Petrobras takes novel subsea approach to boost reservoir productivity

Brazilian energy giant Petrobras has taken a well-known onshore pumping technology to the bottom of the sea to boost oil production in deepwater fields. The company's seafloor electrical submersible pump (ESP) without preseparation is a world first, and promises to more than double the oil production in some fields.

Geraldo Spinelli, Flow and Artificial Lift corporate manager for Petrobras, recently discussed his company's rationale for developing subsea-suitable centrifuge-pumping systems, and the progress made to date.

"The technological challenge is simple to describe: to operate a pump in a place where it is not supposed to be, at the seafloor. It is far more difficult to actually accomplish this in reality.

"Centrifuge-pumping systems and other types of ESPs are not new, of course, and have been used widely inside the well onshore and in offshore systems with dry completions," Spinelli continued. "They are very effective there, and in the event that they fail and need to be replaced, they are relatively cheap to replace."

Although there are some ESP applications in wells with wet Christmas trees, in subsea completions, a failed pump can be a logistics and production nightmare. "The intervention costs associated with a failed subsea centrifuge pump are large," Spinelli continued, "because you have to bring in a very expensive rig, and these are usually not readily available. Not only are you forced to pay for a replacement pump and high rig rates, while you are waiting for a rig, you are not producing."

Deepwater fields provide first testing grounds

Petrobras began examining the possibility of using ESPs along with subsea completions in the early 1990s, in large part because of the increasing number of deepwater finds it was making offshore Brazil. "The theory was that if ESPs could be made subsea-compatible, they would make these new fields commercially viable," Spinelli said.
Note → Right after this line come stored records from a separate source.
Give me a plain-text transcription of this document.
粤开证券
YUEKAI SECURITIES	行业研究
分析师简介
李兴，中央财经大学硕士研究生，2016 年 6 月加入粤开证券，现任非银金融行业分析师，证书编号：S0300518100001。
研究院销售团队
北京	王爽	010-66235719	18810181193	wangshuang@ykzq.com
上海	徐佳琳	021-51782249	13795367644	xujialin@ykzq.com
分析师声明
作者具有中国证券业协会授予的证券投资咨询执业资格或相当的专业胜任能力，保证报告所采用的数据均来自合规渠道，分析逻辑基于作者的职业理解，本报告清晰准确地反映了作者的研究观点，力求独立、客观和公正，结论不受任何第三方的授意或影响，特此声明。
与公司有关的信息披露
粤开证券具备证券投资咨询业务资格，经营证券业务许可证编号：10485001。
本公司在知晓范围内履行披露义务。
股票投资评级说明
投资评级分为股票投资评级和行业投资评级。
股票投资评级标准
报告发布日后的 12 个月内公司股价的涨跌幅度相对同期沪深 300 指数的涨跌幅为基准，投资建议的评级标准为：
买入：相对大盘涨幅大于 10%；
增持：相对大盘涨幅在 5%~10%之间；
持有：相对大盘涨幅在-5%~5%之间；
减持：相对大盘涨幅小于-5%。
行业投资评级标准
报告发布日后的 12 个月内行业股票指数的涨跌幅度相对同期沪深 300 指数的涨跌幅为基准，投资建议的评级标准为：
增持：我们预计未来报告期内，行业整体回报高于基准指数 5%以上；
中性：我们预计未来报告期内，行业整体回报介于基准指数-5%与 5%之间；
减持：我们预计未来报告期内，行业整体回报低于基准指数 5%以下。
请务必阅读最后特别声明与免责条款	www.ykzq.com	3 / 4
Petrobras partnered with several vendors in the 1990s, most notably Schlumberger's REDA and later with Baker Centrilift, to develop ESPs for wells with subsea Christmas trees. The first field trial for this technology took place in the mid 90s in the shallow-water Carapeba field of the resource-rich Campos basin (which accounts for 80% of Brazil's output). "This marked the first ESP installed in a wet completion system," Spinelli confirmed, "and there was a great deal of planning and preinstallation testing involved to ensure as long a life as possible for this pump." This included stack-up tests, used to ensure that the pump and motor were well conditioned and ready for installation.

"We had some positive results with this pump in the Carapeba field, and with those data in hand, we took the next step of placing an ESP in a deeper well, in the deeper waters of the Campos basin's Albacora field." Spinelli explained that this ESP worked successfully downhole in a wet completion well for more than 3 years without issue. "When we shut down the well after 3 years, it was because of reservoir constraints, not a problem with the pump. The gas/oil ratio was increasing too quickly, most likely due to some gas coning taking place. While the ESP was able to bear relatively large amounts of gas, we did see a slight drop in pumping efficiency. But we turned off the pump for reservoir strategy reasons."

The first Petrobras application of an ESP outside of the production well was the Vertical Annular Separation and Pumping System (VASPS), which was developed in a joint effort with Petrobras, Eni-Agip, and ExxonMobil. The first VASPS prototype was installed in 2001 in the Marimba field, on the seafloor and at a depth of 395 m. In this application, the liquid production stream was separated from the gas and pumped through the ESP to the platform, while the separated gas was ventilated to the same platform. This boosted the oil production to approximately 1,000 m³/d, up from the 800 m³/d possible with gas lift.

Heavy-oil fields provide next challenge

At the beginning of 2000, Petrobras faced a new challenge in that most of the new fields being discovered were not only in deepwater, but also contained heavy-oil reserves (17ºAPI or less). In light of this, and the fact that Brazil has a keen interest in maintaining its oil self-sufficiency, the Heavy Oil Technological Program (PROPES) was initiated. PROPES has focused much research around developing subsea ESP technology, since the challenges involved in pumping heavy oil are great.

"With the subsea ESP work we had done in lighter-oil wells, we figured out that ESP technology could actually be quite economically competitive compared to gas lift, which was our usual lift method for lighter oils," Spinelli said. "In fact, we found that in some high-productivity heavy-oil wells, you could actually achieve greater flow rates with ESPs than with gas lift."

Spinelli continued to explain that many of these wells are in fairly shallow reservoirs, where the water depth is large compared to the depth of the reservoir. "In these situations, typically heavy-oil reservoirs in Brazil, you may have low gas fractions in the production flow. You may be at a gas fraction that is tolerable to ESPs, and you can place the pump at the seafloor."